You can never have too many variations of tacos. The other day I was looking for something to make in my pressure cooker as some braised meat sounded good while the weather outside was dreadful and cold.
I went looking for a piece of inexpensive meat for some braised tacos and found an inside round roast for sale perfect for my taco recipe. Inside round is a very flavorful cut of meat…just takes a little extra time cooking to get nice and tender.
A pressure cooker is great for inside round or any cut of meat that needs a little time to turn tender. If you don’t have a pressure cooker, no problem, you can also use this same recipe to cook low and slow in a dutch oven for about 3 hours at 350 F.
I absolutely love pineapple with braised beef. It’s the sweet and tang to the rich and spicy. I opted for pineapple two ways: A spicy salsa made with grilled pineapple and roasted peppers and grilled pineapple chunks to add some texture to these tacos.
Preheat oven to 425 degrees F.
Mix chili powder, cumin, smoked paprika, brown sugar, salt and pepper in a small bowl.
Rub mixture over beef.
In a pressure cooker, on medium high heat add a tablespoons of vegetable oil. Brown beef on all sides. Add an additional tablespoon of vegetable oil then and add onions, crushed garlic, and celery. Cook for 2-3 minutes. Deglaze with red wine.
Add 2 cans of chili in adobo, cocoa powder, and instant coffee then pour enough beef stock to cover the top of the beef. Note: Be careful not to go over the max limit of liquid in the pressure cooker.
Add lime juice and bay leaf then reduce heat to medium. Place lid on pressure cooker, lock and put on setting two. Once steam begins to whistle, reduce heat slightly and maintain consistent steam/whistle for approx 30-40 minutes.
Meanwhile, pat down 7- 8 pineapple rings with paper towel. Heat cast iron grill or alternative on medium high heat. Spray nonstick on cast iron or lightly brush with oil. Place pineapple on grill and do not move. Allow to grill for 5-7 minutes or until black grill marks appear. Flip and cook other side for an additional minute. Remove and continue with all the rings. Set aside on paper.
Place poblano pepper, jalapeno pepper and red onion in a roasting pan. Roast until the mixture begins to char and peppers are fully cooked.
Remove from oven and transfer into a blender. Place half the grilled pineapple into blender with lime juice, cilantro, and olive oil. Puree until smooth. If salsa is too thick, add a tablespoon of water at a time until you reach consistency. Add salt and pepper to taste.

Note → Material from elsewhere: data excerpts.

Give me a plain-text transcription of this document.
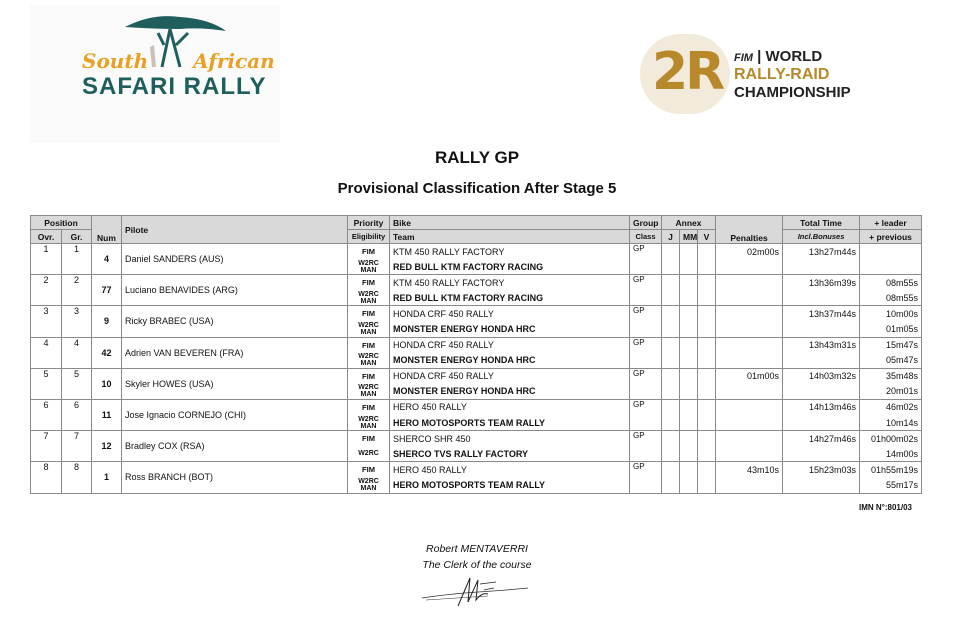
South African
SAFARI RALLY	2R FIM | WORLD
RALLY-RAID
CHAMPIONSHIP
RALLY GP
Provisional Classification After Stage 5
Position		Num	Pilote	Priority	Bike	Group	Annex			Penalties	Total Time	+ leader
Ovr.	Gr.			Eligibility	Team	Class	J	MM	V		Incl.Bonuses	+ previous
1	1	4	Daniel SANDERS (AUS)	FIM	KTM 450 RALLY FACTORY	GP				02m00s	13h27m44s	
				W2RC
MAN	RED BULL KTM FACTORY RACING							
2	2	77	Luciano BENAVIDES (ARG)	FIM	KTM 450 RALLY FACTORY	GP					13h36m39s	08m55s
				W2RC
MAN	RED BULL KTM FACTORY RACING							08m55s
3	3	9	Ricky BRABEC (USA)	FIM	HONDA CRF 450 RALLY	GP					13h37m44s	10m00s
				W2RC
MAN	MONSTER ENERGY HONDA HRC							01m05s
4	4	42	Adrien VAN BEVEREN (FRA)	FIM	HONDA CRF 450 RALLY	GP					13h43m31s	15m47s
				W2RC
MAN	MONSTER ENERGY HONDA HRC							05m47s
5	5	10	Skyler HOWES (USA)	FIM	HONDA CRF 450 RALLY	GP				01m00s	14h03m32s	35m48s
				W2RC
MAN	MONSTER ENERGY HONDA HRC							20m01s
6	6	11	Jose Ignacio CORNEJO (CHI)	FIM	HERO 450 RALLY	GP					14h13m46s	46m02s
				W2RC
MAN	HERO MOTOSPORTS TEAM RALLY							10m14s
7	7	12	Bradley COX (RSA)	FIM	SHERCO SHR 450	GP					14h27m46s	01h00m02s
				W2RC	SHERCO TVS RALLY FACTORY							14m00s
8	8	1	Ross BRANCH (BOT)	FIM	HERO 450 RALLY	GP				43m10s	15h23m03s	01h55m19s
				W2RC
MAN	HERO MOTOSPORTS TEAM RALLY							55m17s
IMN N°:801/03
Robert MENTAVERRI
The Clerk of the course
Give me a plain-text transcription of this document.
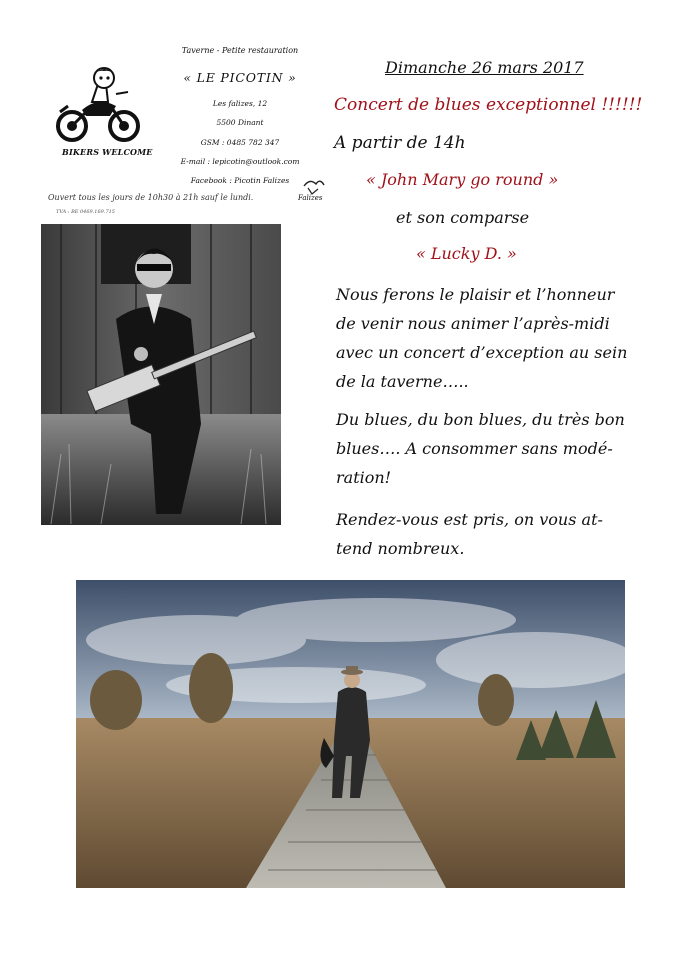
BIKERS WELCOME
Taverne - Petite restauration
« LE PICOTIN »
Les falizes, 12
5500 Dinant
GSM : 0485 782 347
E-mail : lepicotin@outlook.com
Facebook : Picotin Falizes
Falizes
Ouvert tous les jours de 10h30 à 21h sauf le lundi.
TVA : BE 0469.169.715
Dimanche 26 mars 2017
Concert de blues exceptionnel !!!!!!
A partir de 14h
« John Mary go round »
et son comparse
« Lucky D. »
Nous ferons le plaisir et l’honneur de venir nous animer l’après-midi avec un concert d’exception au sein de la taverne…..
Du blues, du bon blues, du très bon blues…. A consommer sans modé-ration!
Rendez-vous est pris, on vous at-tend nombreux.
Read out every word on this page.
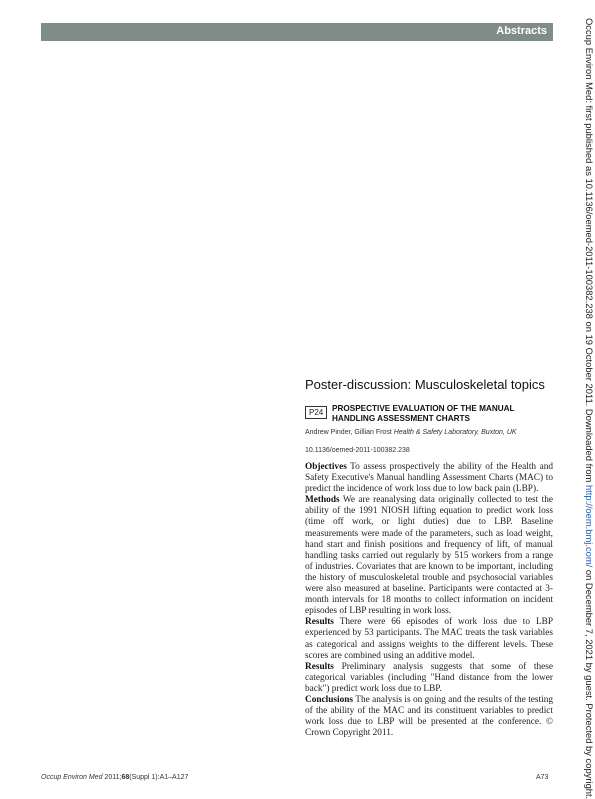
Abstracts	Occup Environ Med: first published as 10.1136/oemed-2011-100382.238 on 19 October 2011. Downloaded from http://oem.bmj.com/ on December 7, 2021 by guest. Protected by copyright.
Poster-discussion: Musculoskeletal topics
P24	PROSPECTIVE EVALUATION OF THE MANUAL HANDLING ASSESSMENT CHARTS
Andrew Pinder, Gillian Frost Health & Safety Laboratory, Buxton, UK
10.1136/oemed-2011-100382.238

Objectives To assess prospectively the ability of the Health and Safety Executive's Manual handling Assessment Charts (MAC) to predict the incidence of work loss due to low back pain (LBP).

Methods We are reanalysing data originally collected to test the ability of the 1991 NIOSH lifting equation to predict work loss (time off work, or light duties) due to LBP. Baseline measurements were made of the parameters, such as load weight, hand start and finish positions and frequency of lift, of manual handling tasks carried out regularly by 515 workers from a range of industries. Covariates that are known to be important, including the history of musculoskeletal trouble and psychosocial variables were also measured at baseline. Participants were contacted at 3-month intervals for 18 months to collect information on incident episodes of LBP resulting in work loss.

Results There were 66 episodes of work loss due to LBP experienced by 53 participants. The MAC treats the task variables as categorical and assigns weights to the different levels. These scores are combined using an additive model.

Results Preliminary analysis suggests that some of these categorical variables (including "Hand distance from the lower back") predict work loss due to LBP.

Conclusions The analysis is on going and the results of the testing of the ability of the MAC and its constituent variables to predict work loss due to LBP will be presented at the conference. © Crown Copyright 2011.

Occup Environ Med 2011;68(Suppl 1):A1–A127	A73
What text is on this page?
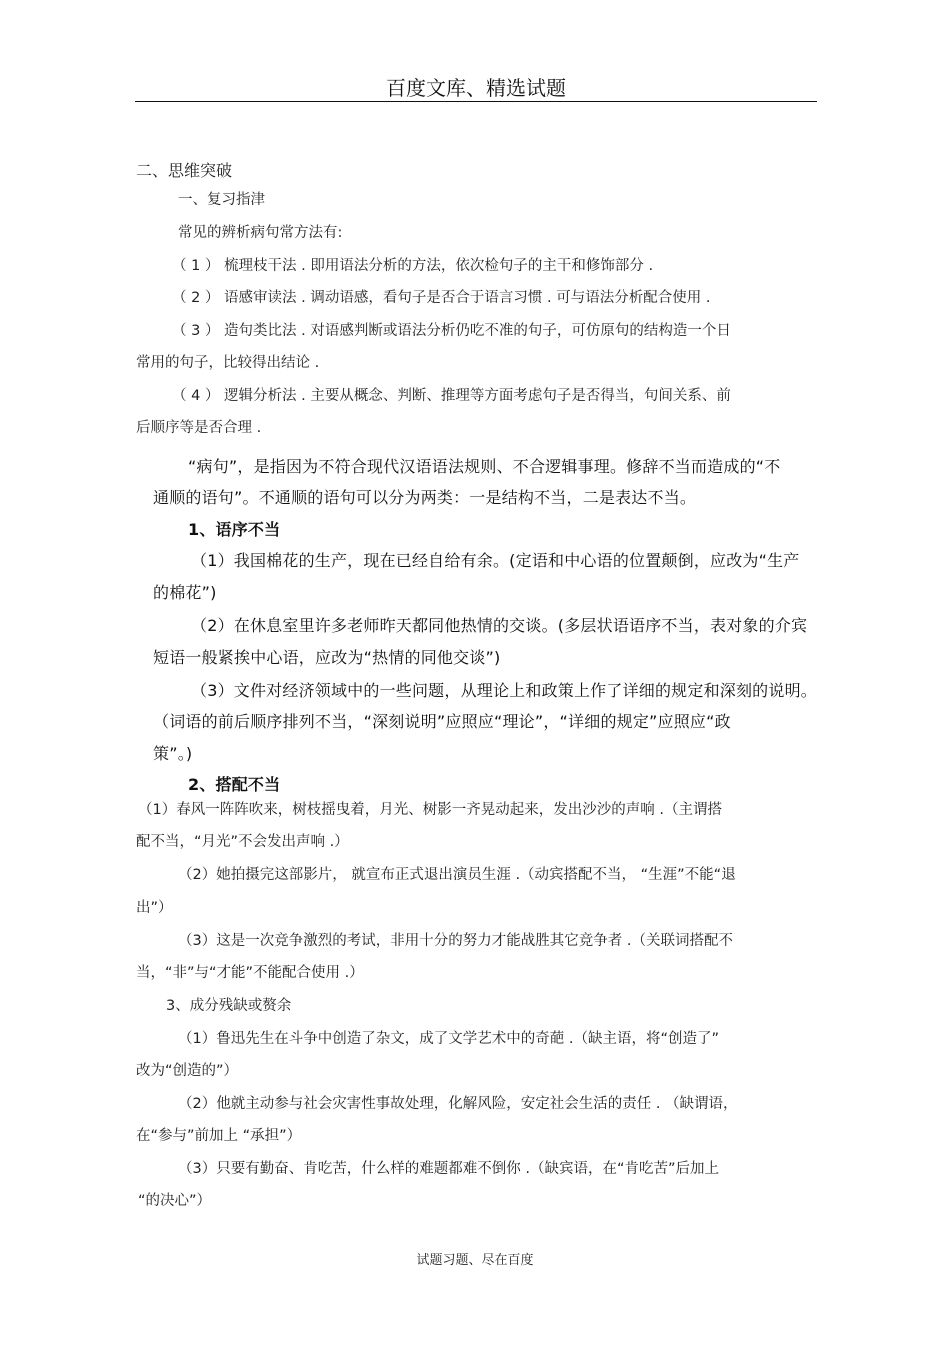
百度文库、精选试题
二、思维突破
一、复习指津
常见的辨析病句常方法有:
（ 1 ） 梳理枝干法 . 即用语法分析的方法，依次检句子的主干和修饰部分 .
（ 2 ） 语感审读法 . 调动语感，看句子是否合于语言习惯 . 可与语法分析配合使用 .
（ 3 ） 造句类比法 . 对语感判断或语法分析仍吃不准的句子，可仿原句的结构造一个日
常用的句子，比较得出结论 .
（ 4 ） 逻辑分析法 . 主要从概念、判断、推理等方面考虑句子是否得当，句间关系、前
后顺序等是否合理 .
“病句”，是指因为不符合现代汉语语法规则、不合逻辑事理。修辞不当而造成的“不
通顺的语句”。不通顺的语句可以分为两类：一是结构不当，二是表达不当。
1、语序不当
（1）我国棉花的生产，现在已经自给有余。(定语和中心语的位置颠倒，应改为“生产
的棉花”)
（2）在休息室里许多老师昨天都同他热情的交谈。(多层状语语序不当，表对象的介宾
短语一般紧挨中心语，应改为“热情的同他交谈”)
（3）文件对经济领域中的一些问题，从理论上和政策上作了详细的规定和深刻的说明。
（词语的前后顺序排列不当，“深刻说明”应照应“理论”，“详细的规定”应照应“政
策”。)
2、搭配不当
（1）春风一阵阵吹来，树枝摇曳着，月光、树影一齐晃动起来，发出沙沙的声响 .（主谓搭
配不当，“月光”不会发出声响 .）
（2）她拍摄完这部影片， 就宣布正式退出演员生涯 .（动宾搭配不当， “生涯”不能“退
出”）
（3）这是一次竞争激烈的考试，非用十分的努力才能战胜其它竞争者 .（关联词搭配不
当，“非”与“才能”不能配合使用 .）
3、成分残缺或赘余
（1）鲁迅先生在斗争中创造了杂文，成了文学艺术中的奇葩 .（缺主语，将“创造了”
改为“创造的”）
（2）他就主动参与社会灾害性事故处理，化解风险，安定社会生活的责任 . （缺谓语，
在“参与”前加上 “承担”）
（3）只要有勤奋、肯吃苦，什么样的难题都难不倒你 .（缺宾语，在“肯吃苦”后加上
“的决心”）
试题习题、尽在百度
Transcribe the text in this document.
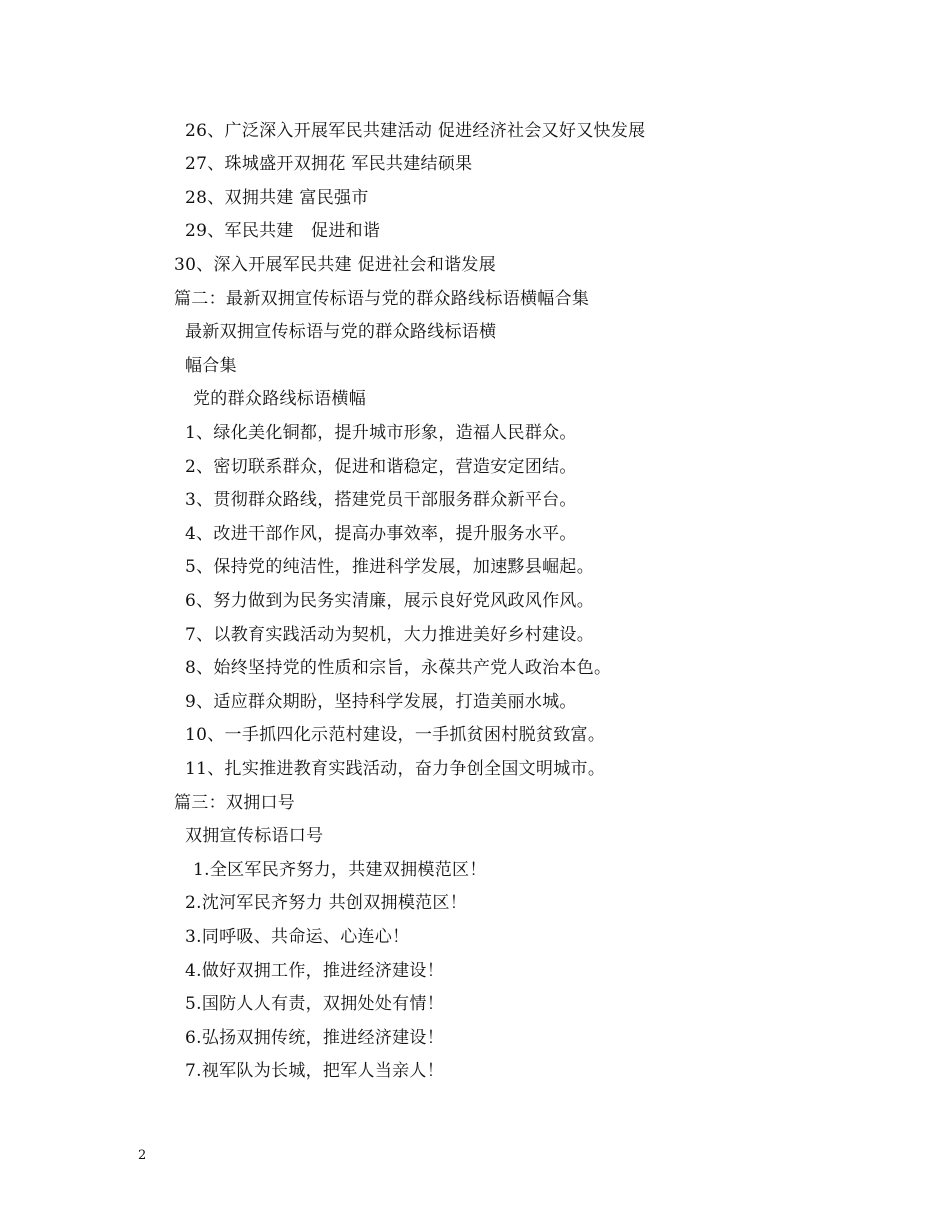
26、广泛深入开展军民共建活动 促进经济社会又好又快发展
27、珠城盛开双拥花 军民共建结硕果
28、双拥共建 富民强市
29、军民共建　促进和谐
30、深入开展军民共建 促进社会和谐发展
篇二：最新双拥宣传标语与党的群众路线标语横幅合集
最新双拥宣传标语与党的群众路线标语横
幅合集
党的群众路线标语横幅
1、绿化美化铜都，提升城市形象，造福人民群众。
2、密切联系群众，促进和谐稳定，营造安定团结。
3、贯彻群众路线，搭建党员干部服务群众新平台。
4、改进干部作风，提高办事效率，提升服务水平。
5、保持党的纯洁性，推进科学发展，加速黟县崛起。
6、努力做到为民务实清廉，展示良好党风政风作风。
7、以教育实践活动为契机，大力推进美好乡村建设。
8、始终坚持党的性质和宗旨，永葆共产党人政治本色。
9、适应群众期盼，坚持科学发展，打造美丽水城。
10、一手抓四化示范村建设，一手抓贫困村脱贫致富。
11、扎实推进教育实践活动，奋力争创全国文明城市。
篇三：双拥口号
双拥宣传标语口号
1.全区军民齐努力，共建双拥模范区！
2.沈河军民齐努力 共创双拥模范区！
3.同呼吸、共命运、心连心！
4.做好双拥工作，推进经济建设！
5.国防人人有责，双拥处处有情！
6.弘扬双拥传统，推进经济建设！
7.视军队为长城，把军人当亲人！
2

Transfer into a container and place in fridge until ready to serve.
With the remaining grilled pineapple, dice into thick chunks and place in bowl. Set in fridge until ready to serve.
Once beef has done cooking (30-40 mins). Turn off heat and release the steam. Once steam is completely release, remove the lid and remove beef into a bowl. Pull beef apart and set aside.
Strain liquid from the beef and place into a pan. Reduce sauce on medium heat until thick and can easily coat the back of the spoon. Pour sauce over the shredded beef and mix until incorporated.
Serve shredded beef on tortilla and top with roasted pineapple salsa, avocado, grilled pineapple, roasted corn, radish, sour cream, goat cheese and cilantro.
Notes and Additions
- you can opt to slow braise the beef by placing in a dutch oven and braising for 3 -4 hours.
- If you want goat cheese “crema” you can make a simple one by mixing 1/4 cup of sour cream and 2-3 tablespoons of goat cheese. For added flavor include 1 teaspoon of lime juice and 1/2 teaspoon of minced garlic, salt and pepper
- If you want a quick pickled radish, heat up equal parts sugar and vinegar of choice. Pour over sliced radish and allow to sit for 30 minutes.